Tracy's dad, Jim, had been shovelling snow; he's tired and wants to sit and relax for a few minutes. Sally's been getting the veg ready for Christmas dinner, as well as dealing with two over-excited kids. It's his turn to unpack the dishwasher. But he's adamant it's hers!

"Fine!" she retorts. And Jim knows that means it's everything except fine. Very quickly things snowball, especially at times when tensions are already high.

If Jim and Sally knew about the reptilian brain it could make all the difference as to how they deal with little upsets, stopping them from rolling into full scale conflict. Sally and Jim's voices become sharp; their eye contact breaks except for the withering look that bullets across the room. Everything about their interaction gives a message of attack, and the reptilian part of Sally's brain and Jim's goes into fight, flight or freeze mode.

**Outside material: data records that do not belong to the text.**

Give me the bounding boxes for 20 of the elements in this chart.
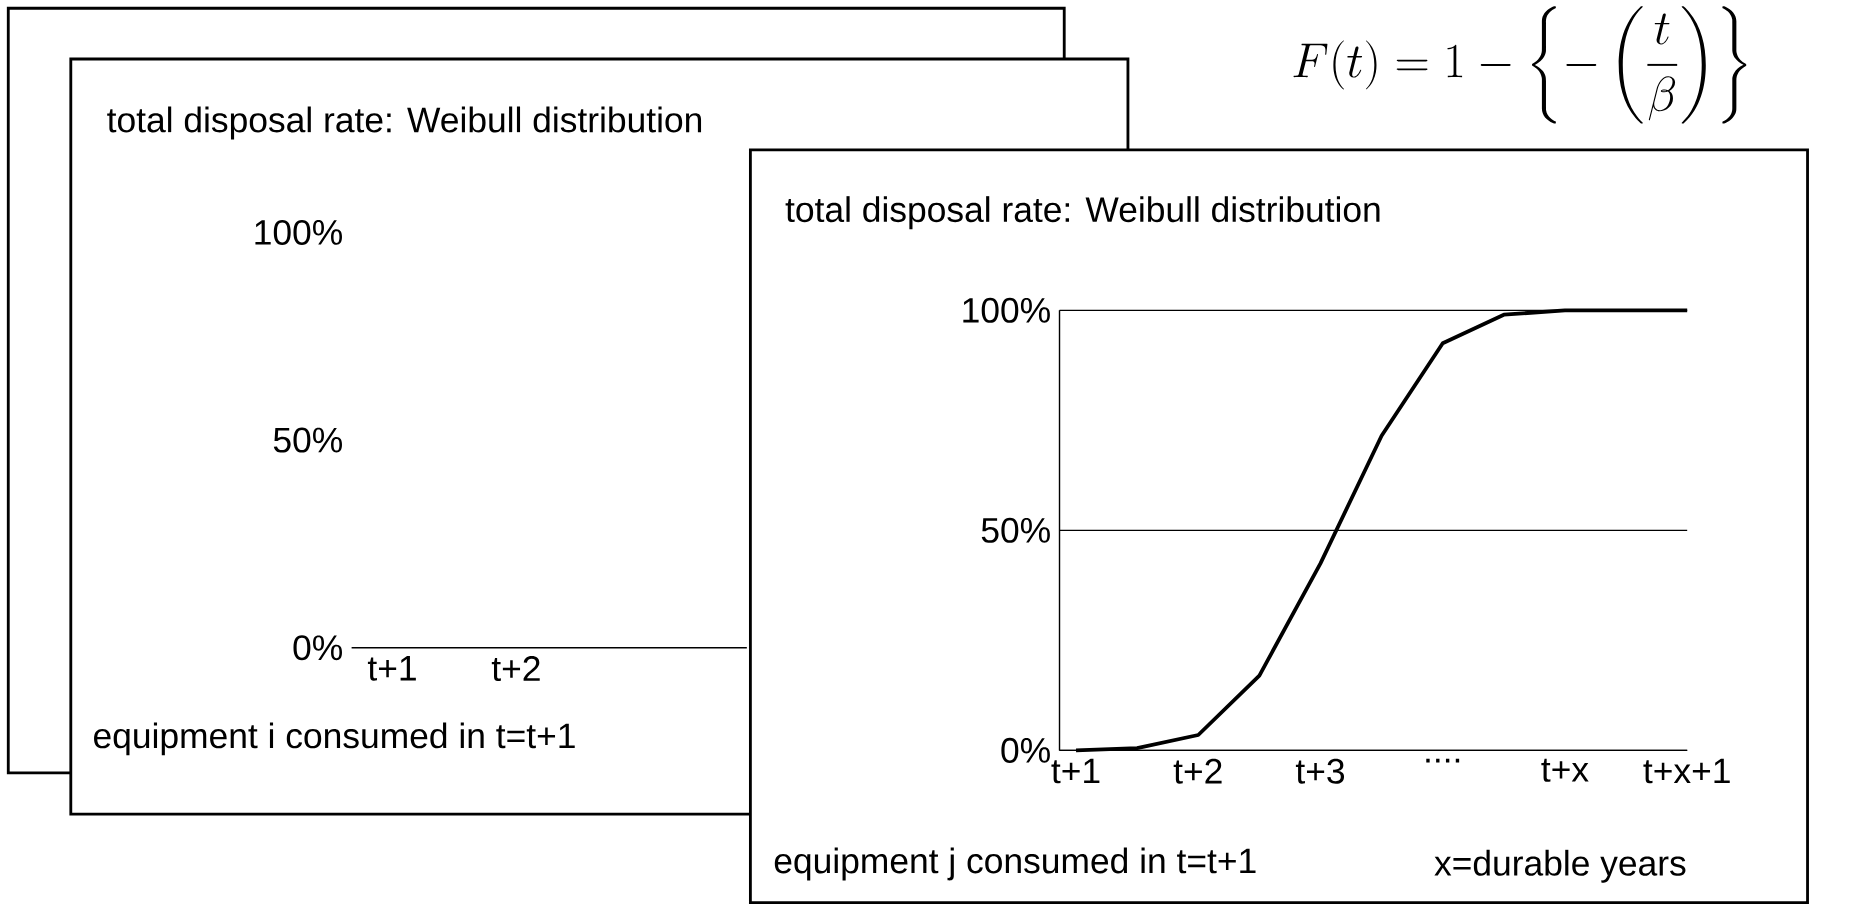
y-tick-label: 100% (963, 297, 1050, 323)
x-tick-label: t+1 (1051, 758, 1100, 784)
x-axis-title: equipment j consumed in t=t+1 (774, 847, 1256, 881)
x-tick-label: t+1 (367, 656, 416, 681)
x-tick-label: t+x (1541, 758, 1589, 782)
x-tick-label: .... (1426, 758, 1460, 763)
text: $F(t)=1-\left\{-\left(\frac{t}{\beta}\right)\right\}$ (1293, 6, 1747, 124)
x-tick-label: t+2 (1173, 758, 1222, 784)
text: x=durable years (1434, 849, 1686, 883)
x-tick-label: t+x+1 (1643, 758, 1730, 784)
chart-title: total disposal rate: Weibull distribution (785, 196, 1380, 230)
chart-title: total disposal rate: Weibull distribution (107, 106, 702, 140)
y-tick-label: 0% (1001, 737, 1050, 763)
y-tick-label: 50% (981, 517, 1050, 543)
y-tick-label: 100% (255, 219, 342, 245)
y-tick-label: 50% (273, 427, 342, 453)
x-axis-title: equipment i consumed in t=t+1 (94, 722, 575, 756)
x-tick-label: t+3 (1295, 758, 1345, 784)
y-tick-label: 0% (293, 635, 342, 661)
x-tick-label: t+2 (491, 656, 540, 682)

The thinking part of the brain temporarily shuts down as the brain's energy is concentrated in the reptilian brain, which is in survival mode. Sally may be trying to get Jim to see reason, and of course Jim think he's right in that she doesn't get it, but neither of them is able to hear the other and resolve the conflict until they've calmed down, because the reasoning part of the brain is temporarily not working.

"Why can't you be reasonable?" exclaims Jim. But what he doesn't realize is that neither he nor Sally can be reasonable whilst the reptilian brain is in control.

Reptiles are great at survival but they're not into creating meaningful connection. Likewise, when Jim and Sally shout and argue, the reptilian brain is in control and the instinct is survival—neither are thinking about what this is doing to their need for connection.They aren't able to think about how this upset is impacting their own relationship.

At times like this, when they're firing from the reptilian brain, they're not able to stop to question what impact the fighting will have on the kids.

It takes having all three sections of the brain working synchronistically to be reasonable. To think about what really matters.

When Sally and Jim feel the anger rising they need to recognize that their thinking brain is disconnecting. It's time to back away from the situation and do what's needed to deactivate the reptilian survive-at-all-costs brain. They need to recreate full-brain synchronicity: focus on breathing/go for a walk/listen to a favourite piece of music/think about how they really want this time to be.

Both Sally and Jim need to calm their reptilian brains so that they can be reasonable; able to choose to reconnect and meaningfully communicate, which will lead to the mutual cooperation that they both want.

The good news is that it's never too late for Jim and Sally, or any of us, to develop the awareness that we can do things differently.